After all, Republicans aren’t entirely delusional. They have simply been playing the game with such fervor in recent years that they really do seem to have become lost somewhere along the way. Perhaps we are seeing the first signs of a positive development.
That is, it has been apparent to some conservatives for some time now that their little Frankenstein fantasy has indeed run amok, and the calculation now is one of those cynical notions like the recall formula—will it hurt worse to deal with it now or later? Especially after it becomes apparent that waiting does no good, that the challenge will not abate of its own volition, the rule of thumb really ought to be that sooner is better. Whether they have learned any lessons for future cycles of history is very nearly moot, of course, as the few Republicans who remained after the shutdowns of 1995-6 were not enthusiastic toward the present standoff, but certainly were in no position to forestall this outcome.

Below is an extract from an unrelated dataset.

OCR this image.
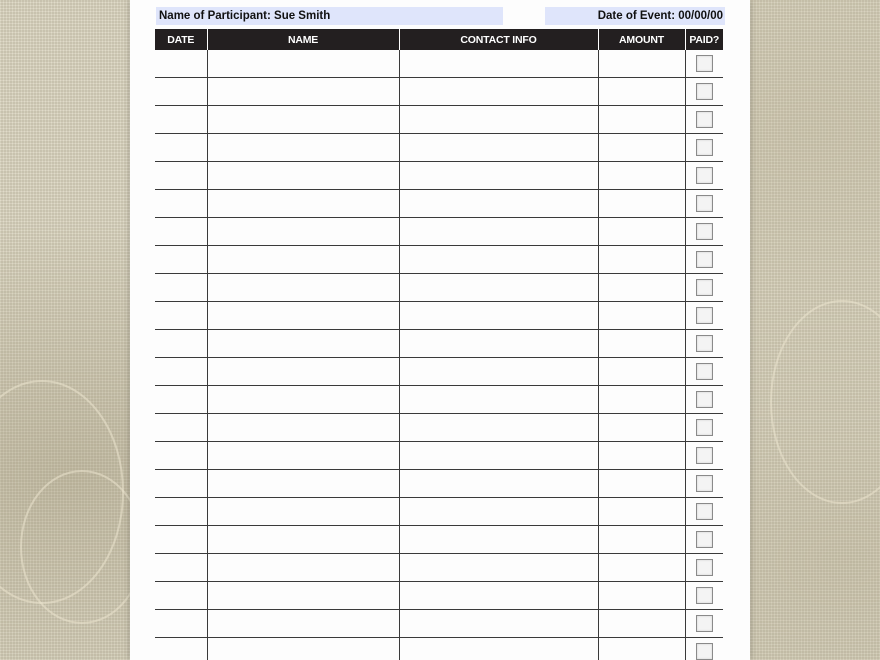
Name of Participant: Sue Smith	Date of Event: 00/00/00
DATE	NAME	CONTACT INFO	AMOUNT	PAID?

Republicans who have gambled and survived these last twenty years of right-wing rise-again are running out of winning permutations. What has long been apparent to people not specifically sympathetic to the Party—the rise of an irrational, inflexible, break-but-never-bend faction that learns nothing and understands nothing, that is to say, the inevitability of this losing proposition—is perhaps becoming undeniable to the faithful Republican would-be moderates who have survived the ongoing hardline purge.
There comes a point at which one is no longer willing to empower destructive behavior by others, because the one can no longer offer any reasonable alternative explanation for the behavior.
So much of politics is known to be self-serving we ought not pretend any shock at such selfish attributions, but iconoclasts like Grover Norquist have worked hard to push the center this far rightward, and they are not about to sit by silently while a bunch of witless upstarts burn it all. And if that means it’s time to start pitching to all the moderates they chased into the Democratic tent? Well, yes, we might well be witnessing the turn to a new phase of … er … ah … Republican … um … something.
In the end, what we’re seeing will only resolve with time, but amid the arid, hopeless desert of the Beltway today is a rumor of something far more lush and fruitful, waiting for its moment, that some tomorrow might become now.